Still a Cultural Staple
While sales are down, Coca Cola and its main brands are still among the most recognized globally. This status is something the company will have to leverage when it starts climbing back to the black.
Fittingly to its cultural relevancy, the producers of “No Time to Die” poured 8,400 gallons of Coca Cola on Italian street for James Bond. Using it for some positive PR is a smart move.
Though a movie stunt hasn’t quite yet saved Coca Cola, the beverage giant plans to revamp its marketing strategy to ensure high-quality messaging by re-evaluating its investments and digital spending.
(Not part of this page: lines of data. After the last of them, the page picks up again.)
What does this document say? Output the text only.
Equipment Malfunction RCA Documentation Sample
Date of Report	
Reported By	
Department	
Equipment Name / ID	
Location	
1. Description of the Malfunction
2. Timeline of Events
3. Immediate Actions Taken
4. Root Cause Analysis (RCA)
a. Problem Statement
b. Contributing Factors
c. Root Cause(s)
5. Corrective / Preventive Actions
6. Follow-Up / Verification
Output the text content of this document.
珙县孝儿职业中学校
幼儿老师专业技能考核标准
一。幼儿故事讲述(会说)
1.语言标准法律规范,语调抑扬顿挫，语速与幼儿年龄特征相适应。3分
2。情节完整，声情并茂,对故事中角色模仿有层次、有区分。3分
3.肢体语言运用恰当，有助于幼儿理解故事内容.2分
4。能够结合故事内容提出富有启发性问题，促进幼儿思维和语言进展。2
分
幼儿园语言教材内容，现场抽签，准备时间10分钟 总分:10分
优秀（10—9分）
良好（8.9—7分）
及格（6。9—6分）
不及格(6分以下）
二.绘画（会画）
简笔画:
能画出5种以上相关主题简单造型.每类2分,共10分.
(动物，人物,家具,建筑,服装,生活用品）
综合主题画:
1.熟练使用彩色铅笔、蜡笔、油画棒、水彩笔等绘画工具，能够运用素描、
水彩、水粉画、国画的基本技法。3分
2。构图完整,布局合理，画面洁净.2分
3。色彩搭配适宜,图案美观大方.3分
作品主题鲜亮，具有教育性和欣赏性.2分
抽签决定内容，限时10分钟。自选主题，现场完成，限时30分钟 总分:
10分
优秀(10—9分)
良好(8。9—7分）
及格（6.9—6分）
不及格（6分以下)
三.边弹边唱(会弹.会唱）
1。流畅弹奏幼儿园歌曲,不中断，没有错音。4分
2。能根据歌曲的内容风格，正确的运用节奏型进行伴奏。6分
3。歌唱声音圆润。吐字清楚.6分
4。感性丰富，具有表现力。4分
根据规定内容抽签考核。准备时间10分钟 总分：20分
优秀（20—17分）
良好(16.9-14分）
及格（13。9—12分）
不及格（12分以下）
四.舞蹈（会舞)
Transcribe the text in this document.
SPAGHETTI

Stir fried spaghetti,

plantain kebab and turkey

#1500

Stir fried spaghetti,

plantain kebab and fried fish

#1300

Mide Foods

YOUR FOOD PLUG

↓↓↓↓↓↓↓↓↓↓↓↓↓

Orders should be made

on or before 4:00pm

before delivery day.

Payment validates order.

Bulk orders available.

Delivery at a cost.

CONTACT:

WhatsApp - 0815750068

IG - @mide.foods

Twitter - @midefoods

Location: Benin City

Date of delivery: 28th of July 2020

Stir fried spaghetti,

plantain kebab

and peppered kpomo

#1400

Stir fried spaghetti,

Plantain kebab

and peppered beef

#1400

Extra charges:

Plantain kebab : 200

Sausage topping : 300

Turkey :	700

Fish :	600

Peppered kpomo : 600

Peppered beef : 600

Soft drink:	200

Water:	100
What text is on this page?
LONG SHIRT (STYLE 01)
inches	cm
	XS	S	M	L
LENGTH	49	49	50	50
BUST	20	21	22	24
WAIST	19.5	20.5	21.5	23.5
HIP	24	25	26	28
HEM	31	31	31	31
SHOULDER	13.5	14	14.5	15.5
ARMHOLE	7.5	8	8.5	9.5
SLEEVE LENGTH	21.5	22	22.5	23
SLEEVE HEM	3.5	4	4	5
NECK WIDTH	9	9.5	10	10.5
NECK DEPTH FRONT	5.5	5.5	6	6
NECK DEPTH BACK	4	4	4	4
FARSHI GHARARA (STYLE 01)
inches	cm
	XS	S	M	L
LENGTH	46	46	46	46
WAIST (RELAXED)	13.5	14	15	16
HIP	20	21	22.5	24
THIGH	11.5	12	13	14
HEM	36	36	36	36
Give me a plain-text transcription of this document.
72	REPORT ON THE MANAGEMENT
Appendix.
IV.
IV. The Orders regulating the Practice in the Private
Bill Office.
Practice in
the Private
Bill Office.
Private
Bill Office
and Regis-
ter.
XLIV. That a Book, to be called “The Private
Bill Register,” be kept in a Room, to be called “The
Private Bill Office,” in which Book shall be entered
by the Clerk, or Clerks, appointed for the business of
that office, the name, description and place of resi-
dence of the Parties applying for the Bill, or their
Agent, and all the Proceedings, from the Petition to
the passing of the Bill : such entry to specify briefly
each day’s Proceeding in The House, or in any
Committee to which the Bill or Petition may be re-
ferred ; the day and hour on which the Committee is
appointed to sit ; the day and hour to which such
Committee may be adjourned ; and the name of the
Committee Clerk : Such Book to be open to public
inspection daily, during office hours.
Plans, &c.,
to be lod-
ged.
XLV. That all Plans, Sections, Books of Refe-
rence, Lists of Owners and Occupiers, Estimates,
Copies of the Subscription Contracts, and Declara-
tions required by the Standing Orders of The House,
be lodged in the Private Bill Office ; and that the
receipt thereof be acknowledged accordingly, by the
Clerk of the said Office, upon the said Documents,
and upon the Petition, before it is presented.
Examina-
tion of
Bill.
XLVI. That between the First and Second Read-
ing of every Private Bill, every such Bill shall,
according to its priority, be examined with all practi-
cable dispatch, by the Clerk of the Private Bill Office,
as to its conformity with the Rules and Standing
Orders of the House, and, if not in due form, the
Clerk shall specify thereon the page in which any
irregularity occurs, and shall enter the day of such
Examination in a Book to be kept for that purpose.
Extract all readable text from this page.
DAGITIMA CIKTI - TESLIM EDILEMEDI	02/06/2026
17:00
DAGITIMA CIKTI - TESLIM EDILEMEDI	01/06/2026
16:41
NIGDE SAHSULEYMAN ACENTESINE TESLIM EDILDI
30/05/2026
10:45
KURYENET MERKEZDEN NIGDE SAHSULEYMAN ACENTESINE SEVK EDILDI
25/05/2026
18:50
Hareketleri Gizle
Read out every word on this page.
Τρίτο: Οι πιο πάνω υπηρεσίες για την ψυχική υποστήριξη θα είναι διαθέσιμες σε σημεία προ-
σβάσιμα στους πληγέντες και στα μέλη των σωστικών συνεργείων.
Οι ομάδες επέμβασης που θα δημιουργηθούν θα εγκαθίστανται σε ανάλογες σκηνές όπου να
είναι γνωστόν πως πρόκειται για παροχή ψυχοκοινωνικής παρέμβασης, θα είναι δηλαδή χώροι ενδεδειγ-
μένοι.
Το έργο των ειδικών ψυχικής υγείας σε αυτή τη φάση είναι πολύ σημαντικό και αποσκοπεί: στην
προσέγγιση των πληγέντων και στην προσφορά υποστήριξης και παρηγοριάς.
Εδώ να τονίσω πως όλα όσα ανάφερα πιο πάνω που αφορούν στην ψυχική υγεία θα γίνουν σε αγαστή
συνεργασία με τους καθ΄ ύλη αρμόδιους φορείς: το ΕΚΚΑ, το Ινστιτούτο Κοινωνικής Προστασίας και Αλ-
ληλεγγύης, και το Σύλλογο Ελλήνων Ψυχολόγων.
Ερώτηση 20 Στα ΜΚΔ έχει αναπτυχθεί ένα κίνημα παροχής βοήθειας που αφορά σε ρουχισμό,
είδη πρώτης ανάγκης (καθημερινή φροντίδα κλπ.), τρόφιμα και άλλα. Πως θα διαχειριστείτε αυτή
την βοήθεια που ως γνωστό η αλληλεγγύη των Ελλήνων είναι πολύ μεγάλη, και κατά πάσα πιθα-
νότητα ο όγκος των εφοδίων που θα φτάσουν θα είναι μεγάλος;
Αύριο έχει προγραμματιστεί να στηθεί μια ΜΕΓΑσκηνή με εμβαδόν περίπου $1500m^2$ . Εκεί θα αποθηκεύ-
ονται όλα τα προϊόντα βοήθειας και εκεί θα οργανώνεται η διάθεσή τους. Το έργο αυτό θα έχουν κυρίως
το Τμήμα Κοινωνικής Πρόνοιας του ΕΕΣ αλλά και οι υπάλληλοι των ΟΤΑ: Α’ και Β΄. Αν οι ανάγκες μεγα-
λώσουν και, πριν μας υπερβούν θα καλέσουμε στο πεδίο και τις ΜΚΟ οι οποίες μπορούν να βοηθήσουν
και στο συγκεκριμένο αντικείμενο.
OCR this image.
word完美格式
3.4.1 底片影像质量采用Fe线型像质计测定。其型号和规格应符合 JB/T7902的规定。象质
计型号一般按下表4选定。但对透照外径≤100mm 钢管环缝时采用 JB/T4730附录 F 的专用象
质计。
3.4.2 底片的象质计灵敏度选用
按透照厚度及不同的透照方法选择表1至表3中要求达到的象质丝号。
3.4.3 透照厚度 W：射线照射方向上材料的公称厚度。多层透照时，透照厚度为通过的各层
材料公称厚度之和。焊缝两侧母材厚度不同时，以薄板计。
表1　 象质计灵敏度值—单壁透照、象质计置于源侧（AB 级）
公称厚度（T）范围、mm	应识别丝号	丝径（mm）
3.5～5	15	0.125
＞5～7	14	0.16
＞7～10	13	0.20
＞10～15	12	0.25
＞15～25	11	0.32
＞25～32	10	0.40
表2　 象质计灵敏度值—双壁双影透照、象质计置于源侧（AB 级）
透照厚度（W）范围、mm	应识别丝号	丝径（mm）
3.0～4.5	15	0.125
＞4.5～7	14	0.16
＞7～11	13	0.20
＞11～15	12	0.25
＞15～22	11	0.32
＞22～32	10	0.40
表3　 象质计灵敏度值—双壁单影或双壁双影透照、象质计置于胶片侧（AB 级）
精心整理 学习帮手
One way of going about it is to tap into a major, helpful, relevant global trends.
As recently reported on PostFunnel, Coca Cola is working to ensure its entrance to the popular hard seltzer market and the alcoholic beverage business with its new Topo Chico.
Additionally, since the pandemic broke out, Coca Cola launched its first global campaign, The Great Meal, stepping into the food market.
Also, joining other brands we’ve talked about recently, Coca Cola recognizes the human impact of their business and has decided to embrace The Ceres Roadmap 2030.
“Today’s business environment is constantly shifting. To continue to succeed, The Coca-Cola Company must tackle global systemic risks that threaten the health and prosperity of the broader economy and the planet,” said Quincey.
“The Ceres Roadmap 2030 is a bold action plan for companies to grow and strengthen their businesses while taking on critical environmental and social issues.”